Schinzel-Giedion-Syndrom
Englisch: Schinzel-Giedion syndrome
Definition
Das Schinzel-Giedion-Syndrom, kurz SGS, ist ein seltener multisystemischer Gendefekt, der durch eine Gain-of-Function-Mutation im SETBP1-Gen verursacht wird. Es zeichnet sich durch schwere Entwicklungsstörungen, strukturelle Fehlbildungen und ein breites Spektrum klinischer Merkmale aus.
Epidemiologie
Das Schinzel-Giedion-Syndrom ist mit weniger als 100 beschriebenen Fällen weltweit eine sehr seltene Krankheit. Es betrifft Männer und Frauen gleichermaßen und wird i.d.R. durch eine de novo auftretende Mutation im SETBP1-Gen verursacht. Vor der Identifikation der genetischen Ursache wurden mehr als 40 klinische Fälle in der Literatur beschrieben.
Pathogenese
Die Mutation im SETBP1-Gen verhindert den normalen Abbau des von ihm kodierten Proteins, was zu einer Akkumulation des Proteins und einer Dysregulation der Zellproliferation führt. Dies beeinträchtigt insbesondere die Neurogenese und die Entwicklung von Organsystemen.
Klinik
Klassisches SGS
Die klinischen Merkmale umfassen:
- Globale Entwicklungsstörungen mit moderater bis schwerer geistiger Behinderung, fehlender Sprachentwicklung und Unfähigkeit, selbständig zu gehen.

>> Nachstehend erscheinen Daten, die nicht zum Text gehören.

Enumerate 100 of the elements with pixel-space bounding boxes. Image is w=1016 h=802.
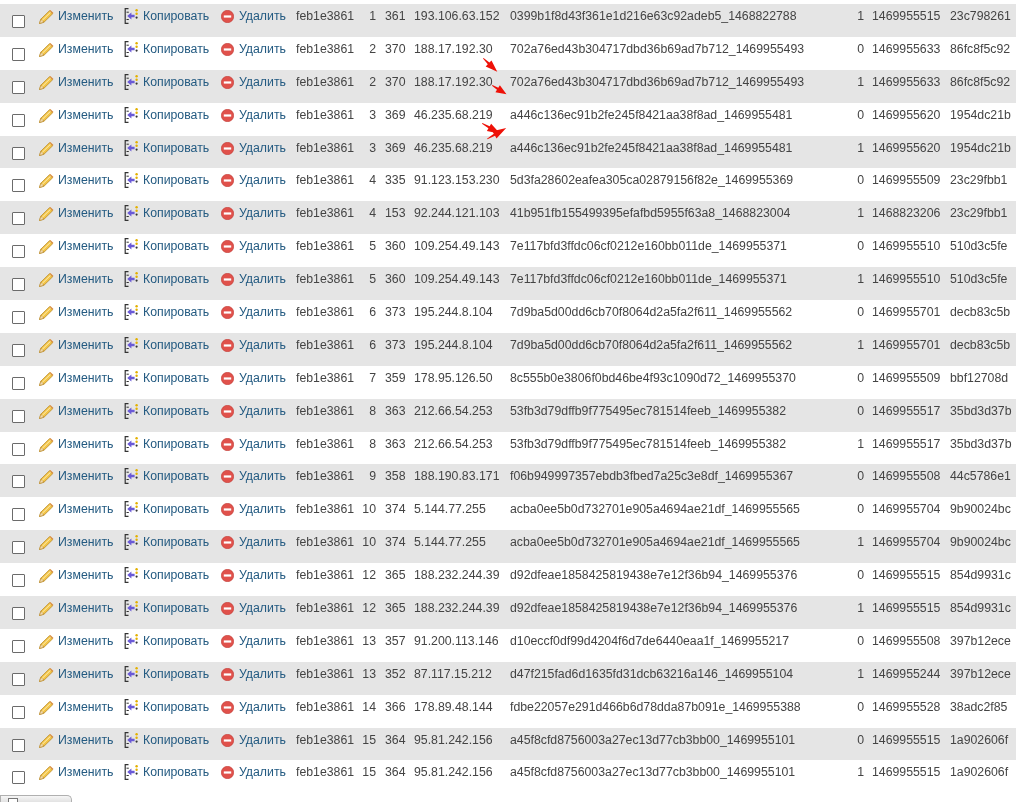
copy-link[interactable]: Копировать [124,305,210,320]
delete-link[interactable]: Удалить [221,502,286,517]
checkbox[interactable] [12,442,25,456]
checkbox[interactable] [12,80,25,94]
edit-link[interactable]: Изменить [39,502,114,518]
checkbox[interactable] [12,245,25,259]
delete-link[interactable]: Удалить [221,173,286,188]
checkbox[interactable] [12,672,25,686]
copy-link[interactable]: Копировать [124,765,210,781]
delete-link[interactable]: Удалить [221,403,286,418]
edit-link[interactable]: Изменить [39,140,114,156]
copy-link[interactable]: Копировать [124,337,210,353]
copy-link[interactable]: Копировать [124,699,210,715]
copy-link[interactable]: Копировать [124,436,210,452]
delete-link[interactable]: Удалить [221,535,286,550]
edit-link[interactable]: Изменить [39,272,114,288]
edit-link[interactable]: Изменить [39,469,114,485]
delete-link[interactable]: Удалить [221,568,286,583]
delete-link[interactable]: Удалить [221,305,286,319]
edit-link[interactable]: Изменить [39,239,114,255]
edit-link[interactable]: Изменить [39,568,114,584]
checkbox[interactable] [12,179,25,193]
checkbox[interactable] [12,541,25,555]
delete-link[interactable]: Удалить [221,74,286,89]
delete-link[interactable]: Удалить [221,699,286,714]
edit-link[interactable]: Изменить [39,337,114,353]
checkbox[interactable] [12,15,25,28]
copy-link[interactable]: Копировать [124,9,210,24]
edit-link[interactable]: Изменить [39,633,114,649]
copy-link[interactable]: Копировать [124,633,210,649]
checkbox[interactable] [12,475,25,489]
checkbox[interactable] [12,607,25,621]
checkbox[interactable] [12,771,25,785]
copy-link[interactable]: Копировать [124,403,210,419]
copy-link[interactable]: Копировать [124,535,210,551]
delete-link[interactable]: Удалить [221,666,286,681]
copy-link[interactable]: Копировать [124,568,210,584]
edit-link[interactable]: Изменить [39,173,114,189]
copy-link[interactable]: Копировать [124,502,210,518]
toolbar-button[interactable] [0,794,72,802]
delete-link[interactable]: Удалить [221,107,286,122]
table-cell: 374 [385,535,406,550]
delete-link[interactable]: Удалить [221,337,286,352]
edit-link[interactable]: Изменить [39,9,114,24]
delete-link[interactable]: Удалить [221,272,286,287]
copy-link[interactable]: Копировать [124,666,210,682]
delete-link[interactable]: Удалить [221,239,286,254]
delete-link[interactable]: Удалить [221,436,286,451]
edit-link[interactable]: Изменить [39,403,114,419]
delete-link[interactable]: Удалить [221,601,286,616]
edit-link[interactable]: Изменить [39,666,114,682]
delete-link[interactable]: Удалить [221,633,286,648]
checkbox[interactable] [12,738,25,752]
checkbox[interactable] [12,311,25,324]
edit-link[interactable]: Изменить [39,370,114,386]
delete-link[interactable]: Удалить [221,41,286,56]
edit-link[interactable]: Изменить [39,535,114,551]
checkbox[interactable] [12,376,25,390]
checkbox[interactable] [12,278,25,292]
checkbox[interactable] [12,343,25,357]
copy-link[interactable]: Копировать [124,469,210,485]
copy-link[interactable]: Копировать [124,601,210,617]
edit-link[interactable]: Изменить [39,699,114,715]
edit-link[interactable]: Изменить [39,732,114,748]
checkbox[interactable] [12,409,25,423]
edit-link[interactable]: Изменить [39,206,114,222]
checkbox[interactable] [12,212,25,226]
copy-link[interactable]: Копировать [124,74,210,90]
edit-link[interactable]: Изменить [39,305,114,320]
edit-link[interactable]: Изменить [39,107,114,123]
edit-link[interactable]: Изменить [39,601,114,617]
delete-link[interactable]: Удалить [221,370,286,385]
checkbox[interactable] [12,47,25,61]
checkbox[interactable] [12,508,25,522]
copy-link[interactable]: Копировать [124,732,210,748]
table-cell: 366 [385,699,406,714]
edit-link[interactable]: Изменить [39,41,114,57]
checkbox[interactable] [12,146,25,160]
copy-link[interactable]: Копировать [124,206,210,222]
copy-link[interactable]: Копировать [124,272,210,288]
delete-link[interactable]: Удалить [221,765,286,780]
checkbox[interactable] [8,797,18,802]
copy-link[interactable]: Копировать [124,239,210,255]
edit-link[interactable]: Изменить [39,765,114,781]
delete-link[interactable]: Удалить [221,9,286,23]
delete-link[interactable]: Удалить [221,140,286,155]
checkbox[interactable] [12,574,25,588]
edit-link[interactable]: Изменить [39,436,114,452]
copy-link[interactable]: Копировать [124,140,210,156]
checkbox[interactable] [12,639,25,653]
copy-link[interactable]: Копировать [124,107,210,123]
checkbox[interactable] [12,113,25,127]
delete-link[interactable]: Удалить [221,469,286,484]
copy-link[interactable]: Копировать [124,173,210,189]
delete-link[interactable]: Удалить [221,732,286,747]
checkbox[interactable] [12,705,25,719]
copy-link[interactable]: Копировать [124,370,210,386]
edit-link[interactable]: Изменить [39,74,114,90]
copy-link[interactable]: Копировать [124,41,210,57]
delete-link[interactable]: Удалить [221,206,286,221]
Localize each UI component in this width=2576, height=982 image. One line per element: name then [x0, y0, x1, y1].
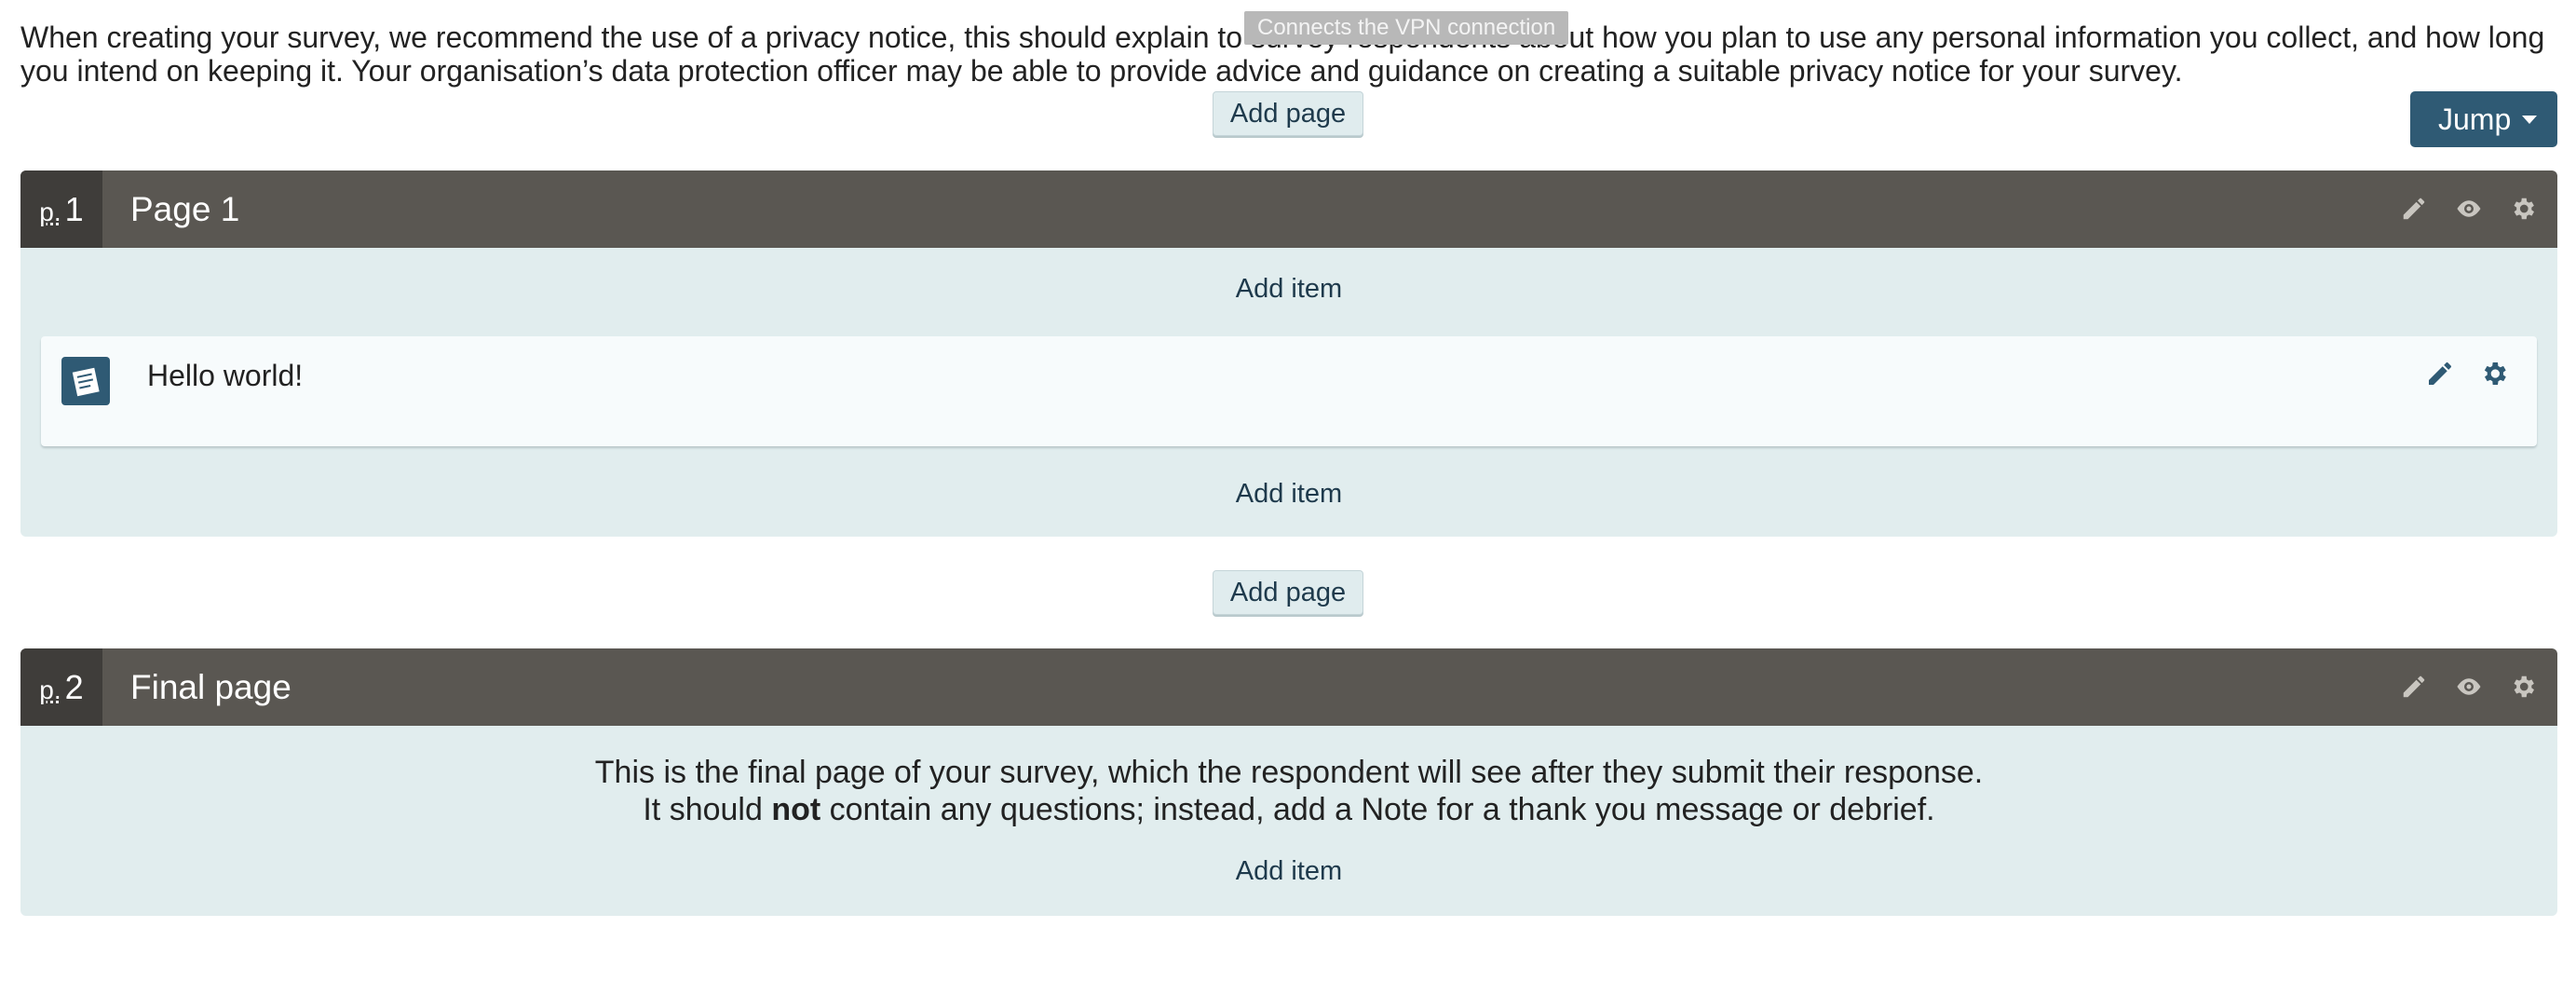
jump-dropdown-button[interactable]: Jump — [2410, 91, 2557, 147]
gear-icon[interactable] — [2479, 359, 2509, 389]
gear-icon[interactable] — [2507, 673, 2539, 701]
description-emphasis: not — [771, 792, 821, 827]
page-block-final: p. 2 Final page This is the final page of… — [20, 648, 2557, 916]
page-prefix: p. — [39, 675, 61, 704]
pencil-icon[interactable] — [2398, 673, 2430, 701]
final-page-description-line1: This is the final page of your survey, w… — [594, 755, 1984, 790]
final-page-description-line2: It should not contain any questions; ins… — [20, 791, 2557, 828]
caret-down-icon — [2522, 116, 2537, 124]
page-body: This is the final page of your survey, w… — [20, 726, 2557, 916]
page-number: 1 — [64, 190, 84, 228]
add-item-button-top[interactable]: Add item — [20, 274, 2557, 305]
page-title: Page 1 — [130, 190, 240, 228]
gear-icon[interactable] — [2507, 195, 2539, 223]
eye-icon[interactable] — [2453, 673, 2485, 701]
pencil-icon[interactable] — [2425, 359, 2455, 389]
pencil-icon[interactable] — [2398, 195, 2430, 223]
jump-label: Jump — [2438, 102, 2512, 136]
page-header: p. 2 Final page — [20, 648, 2557, 726]
add-item-button-bottom[interactable]: Add item — [20, 479, 2557, 510]
eye-icon[interactable] — [2453, 195, 2485, 223]
page-number-badge: p. 2 — [20, 648, 102, 726]
vpn-tooltip: Connects the VPN connection — [1244, 11, 1569, 45]
item-text: Hello world! — [147, 359, 304, 392]
page-header: p. 1 Page 1 — [20, 170, 2557, 248]
add-page-button-middle[interactable]: Add page — [1213, 570, 1363, 615]
page-number: 2 — [64, 668, 84, 706]
item-card-note[interactable]: Hello world! — [41, 336, 2537, 446]
page-title: Final page — [130, 668, 291, 706]
note-icon — [61, 357, 110, 405]
page-prefix: p. — [39, 198, 61, 226]
page-body: Add item Hello world! Add item — [20, 248, 2557, 537]
description-text: contain any questions; instead, add a No… — [820, 792, 1935, 827]
add-page-button-top[interactable]: Add page — [1213, 91, 1363, 136]
page-number-badge: p. 1 — [20, 170, 102, 248]
add-item-button[interactable]: Add item — [20, 856, 2557, 887]
final-page-description: This is the final page of your survey, w… — [20, 754, 2557, 828]
page-block-1: p. 1 Page 1 Add item Hello world! Add it… — [20, 170, 2557, 537]
description-text: It should — [643, 792, 772, 827]
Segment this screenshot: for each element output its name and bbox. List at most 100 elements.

- Epilepsie, meist therapieresistent, und Muskeltonusstörungen wie Hypotonie und Spastik
- Hörstörung und Sehstörung mit beeinträchtigtem Sehzentrum
- Herzfehler wie Vorhofseptumdefekte und persistierender Ductus arteriosus
- Hydronephrose
- Skelettfehlbildungen wie sklerotische Schädelbasis, breite Rippen und hypoplastische Phalangen
- Gesichtsdysmorphien wie prominente Stirn, Mittelgesichtshypoplasie und bitemporale Einengung
- Störungen des Gastrointestinaltrakts: Gastroösophagealer Reflux, chronisches Erbrechen, Gastroparese und Nahrungsintoleranzen.
- Neoplasien wie sakrokokzygeales Teratom und Wilms-Tumor
- Erhöhte Infektanfälligkeit
Atypisches SGS
Diese mildere Variante weist eine ähnliche, aber weniger ausgeprägte Symptomatik auf. Neuroepitheliale Tumoren wurden bisher nicht beobachtet.
Diagnostik
Die Verdachtsdiagnose wird klinisch aufgrund der o.a. charakteristischen Merkmale gestellt. Die Bestätigung erfolgt durch Nachweis einer SETBP1-Mutation im Hotspot (Exon 4). Atypische SGS-Varianten befinden sich nahe diesem Bereich.
Therapie
Da es derzeit (2025) keine kausale Therapie gibt, ist die Behandlung rein symptomatisch. Sie umfasst
- Antikonvulsive Therapie, ggf. ketogene Diät zur Behandlung der Epilepsie
- Physiotherapie: Regelmäßige motorische Förderung zur Vermeidung von Kontrakturen und Verbesserung der Mobilität
- Ernährung: Einsatz von konventionellen Magensonden oder PEG-Sonden bei schweren Fütterungsproblemen
- Krebsvorsorge: Regelmäßige Ultraschallkontrollen und Alpha-1-Fetoprotein-Tests zur Früherkennung von Neoplasien
Prognose
Die Lebenserwartung ist aufgrund schwerer Komplikationen begrenzt. Die Kinder sterben meist im frühen Kindesalter.